Appellate Court of Illinois, Fifth District
Apr 4, 1966
216 N.E.2d 14 (Ill. App. Ct. 1966)


In Buckler the court held that a witness who possessed a Ph.D. degree, and was a practicing clinical psychologist and a member of the faculty of the medical school of a university, was qualified to express an expert opinion that the plaintiff who sought damages for injury was reacting to brain damage.

Summary of this case from Kinsey v. Kolber


Gen. No. 65-37.

April 4, 1966.

Appeal from the Circuit Court of Madison County; the Hon. AUSTIN LEWIS, Judge, presiding. Judgment affirmed.

Roberts, Gundlach, Lee Stubbs, of East St. Louis (Carl W. Lee, of counsel), for appellants.

Reed, Armstrong Gorman, of Edwardsville (James L. Reed, of counsel), for appellee.

This is a damage suit for personal injuries arising out of an automobile accident.
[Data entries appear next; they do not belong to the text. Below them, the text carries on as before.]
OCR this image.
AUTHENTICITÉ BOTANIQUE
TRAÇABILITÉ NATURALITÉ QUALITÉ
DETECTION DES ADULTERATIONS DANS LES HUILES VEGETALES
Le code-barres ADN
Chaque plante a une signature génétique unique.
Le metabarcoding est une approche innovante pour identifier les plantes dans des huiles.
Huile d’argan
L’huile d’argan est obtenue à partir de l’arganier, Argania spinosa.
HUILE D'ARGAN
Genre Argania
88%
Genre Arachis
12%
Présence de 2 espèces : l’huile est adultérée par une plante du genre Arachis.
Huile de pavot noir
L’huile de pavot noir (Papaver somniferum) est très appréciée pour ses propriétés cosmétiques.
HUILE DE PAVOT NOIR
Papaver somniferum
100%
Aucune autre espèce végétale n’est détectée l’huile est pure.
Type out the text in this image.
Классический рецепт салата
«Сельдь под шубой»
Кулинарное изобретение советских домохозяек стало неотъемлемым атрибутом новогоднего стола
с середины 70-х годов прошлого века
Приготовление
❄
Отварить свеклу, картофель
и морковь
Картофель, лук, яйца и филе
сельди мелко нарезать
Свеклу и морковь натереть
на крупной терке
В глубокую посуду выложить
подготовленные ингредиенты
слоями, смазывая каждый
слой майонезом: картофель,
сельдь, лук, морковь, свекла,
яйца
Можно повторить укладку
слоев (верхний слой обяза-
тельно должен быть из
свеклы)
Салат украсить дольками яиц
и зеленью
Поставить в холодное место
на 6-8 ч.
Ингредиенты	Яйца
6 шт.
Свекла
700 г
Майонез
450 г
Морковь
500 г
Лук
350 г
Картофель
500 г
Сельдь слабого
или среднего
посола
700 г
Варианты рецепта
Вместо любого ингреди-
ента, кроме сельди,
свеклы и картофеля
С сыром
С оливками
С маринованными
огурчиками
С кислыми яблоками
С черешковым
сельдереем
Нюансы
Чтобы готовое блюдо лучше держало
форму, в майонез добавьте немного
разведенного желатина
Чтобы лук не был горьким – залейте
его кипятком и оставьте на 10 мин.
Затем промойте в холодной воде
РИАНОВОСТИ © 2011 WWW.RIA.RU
The plaintiff alleged his injuries were sustained as the proximate cause of the negligence of the defendant Donald Harris while acting as the agent of the defendant Sinclair Refining Company. The trial court directed a verdict for the plaintiff and against both defendants on the issue of liability. Thereafter the jury assessed damages in the amount of $95,000. The defendant appeals and requests a new trial on the issue of damages. No issue was raised as to the trial court's determination of the issue of liability.

The defendant assigns the following errors as a basis for a new trial on the issue of damages:

1. Denial of an independent medical examination pursuant to Supreme Court Rule 17-1.

2. Failure to exclude a witness whose name was not furnished in answer to a specific interrogatory.

3. Evidentiary rulings relating to the question of damages.

4. Improper closing argument on behalf of the plaintiff.

5. Erroneous instructions on the issue of damages.

6. Excessiveness of the verdict.

Because the question of liability is not in issue a recitation of the facts surrounding the accident is not required. A detailed chronology of the pertinent pleadings and discovery practice, including trial and pretrial maneuvers, is important because of the underlying premise of the defendant's appeal. The defendant contends that the trial court permitted the plaintiff to manipulate the pleadings unfairly, avoid proper discovery, utilize improper evidence and prejudicial argument to obtain a verdict for manifestly excessive damages.

The complaint in this cause was filed on July 29, 1964. Count one alleged certain acts of negligence by the defendant Donald Harris, as agent of the Sinclair Refining Company, which proximately caused permanent injury to the plaintiff's person and loss of past and future income. The prayer asked damages in the amount of $750,000. Count two alleged wilful and wanton misconduct and sought compensatory damages in the same amount. No claim was made for punitive damages.

On August 18, 1964, the defendant filed certain interrogatories, pursuant to Supreme Court Rule 19-11, requesting the names of all doctors who treated or examined the plaintiff after the accident, together with the total medical expenses to date.

On the same date the defendant moved, pursuant to Supreme Court Rule 17, for the production of the books and records of the plaintiff, including income tax returns.

On September 16, the plaintiff answered the defendant's interrogatories, listing Dr. Charles V. Lair, a clinical psychologist, and Dr. J.W. Chambers, a dentist. Total to date medical expenses were stated to be $2,028.83. The report of Dr. Lair was attached. This report disclosed:

"Test signs are consistent with a chronic brain syndrome with anxiety and depression. This is marked by intellectual deterioration, mild disturbances of memory, concentration, comprehension and judgment, and increasing emotional instability. It is my belief that the patient is reacting to brain damage, . . . ."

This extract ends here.